The good news is applying a ceramic coating via a DIY kit or a professional installation should not be a violation of the manufacturer’s warranty.
That being said, each manufacturer is different and has unique requirements, legal definitions, and standards that apply so there can never be a true yes or no answer.
Today, we will discuss a few examples of situations where the manufacturer may deny a warranty claim due to a Ceramic Coating.
What Might Cause a Manufacturer to Deny a Warranty Claim?
The term “warranty” can be pretty broad, so let’s first establish the different warranty types and their coverages.
Bumper to Bumper Warranty
The bumper to bumper is what you likely are thinking about when referring to a warranty. This is your standard warranty that comes with the vehicle when you buy it new. It’s known as an exclusionary warranty and only covers certain sections and systems of the vehicle. Depending on the make and model this will vary, but a 3-year or 36,000 miles seems to be the typical standard.
It will typically cover the following:
- Major vehicle systems
- Air conditioning and heating
- Steering issues
The Powertrain Warranty
This level of warranty also typically comes with new cars, trucks, and SUVs. A powertrain is any component that creates “power” to the wheels. Every vehicle is unique so it may cover slightly different parts for each vehicle, but this typically covers:
- The engine
- Drive Shaft
- Transfer Case
The powertrain warranty is typically offered for a longer time frame than your standard bumper-to-bumper. Most of them are 5 years or 60,000 miles, but some manufacturers offer up to 100,000 or 10 years.
The final warranty is one you don’t hear much about. It’s known as the corrosion warranty and will cover the cost of repairing corrosion that might appear on your vehicle caused by accidents, water, salt, and other factors.
The big catch on this warranty is each manufacturer seems to have different standards and requirements for the coverage. From what we can tell no manufacturer mentions that ceramic coating voids the warranty.
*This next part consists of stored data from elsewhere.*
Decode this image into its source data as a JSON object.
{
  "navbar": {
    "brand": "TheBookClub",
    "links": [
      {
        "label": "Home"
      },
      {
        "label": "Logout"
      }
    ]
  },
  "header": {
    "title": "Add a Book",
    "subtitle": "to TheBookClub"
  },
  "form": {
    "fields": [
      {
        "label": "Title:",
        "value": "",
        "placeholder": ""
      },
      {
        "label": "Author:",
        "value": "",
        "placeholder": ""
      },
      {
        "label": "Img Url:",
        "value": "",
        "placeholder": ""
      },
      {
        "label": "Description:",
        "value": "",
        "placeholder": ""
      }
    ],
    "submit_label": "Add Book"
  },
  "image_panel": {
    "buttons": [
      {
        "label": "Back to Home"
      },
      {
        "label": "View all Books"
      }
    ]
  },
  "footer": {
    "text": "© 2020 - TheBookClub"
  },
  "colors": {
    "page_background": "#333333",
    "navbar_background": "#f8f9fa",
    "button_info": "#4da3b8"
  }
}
Items Not Covered by Manufacturer Warranty
We’ve talked about what is covered by the manufacturer’s warranty, now let’s talk about what isn’t. Generally, the automaker will not cover any item that is designed to wear or require routine replacement or maintenance. This can include things like the following:
- Windshield Wipers
- Scratches in paint
What Will Void Your Manufacturer Warranty
This one is pretty simple. The manufacturer will not cover items caused by misuse or negligence. For example, if you decide to take your Honda Civic racing through the desert and destroy your engine, Honda will likely deny your claim.
It is vital to read and understand your warranty paperwork. Each manufacturer is different.
How Would Ceramic Coating Void A Manufacturers Warranty?
While we can’t find any wording from manufacturers that indicates a proper application of ceramic coating would void a warranty. An incorrect application could result in damage to your car that would not be covered under warranty.
For example, if you were to apply ceramic coating somewhere you should not like a brake caliper or perhaps a rotor. This would cause the braking system of your vehicle to not work correctly and the manufacturer would likely deny a warranty claim for this due to the ceramic coating being the cause.
Summary: Will Ceramic Coating Void My Warranty?
Simply put, if you perform a proper application of ceramic coating via a DIY kit or a professional detailer we can’t find anything that would indicate this would void any warranty. We would like to add a disclaimer that you should read your warranty document carefully to completely understand the details. Each manufacturer is different and is subject to special terms.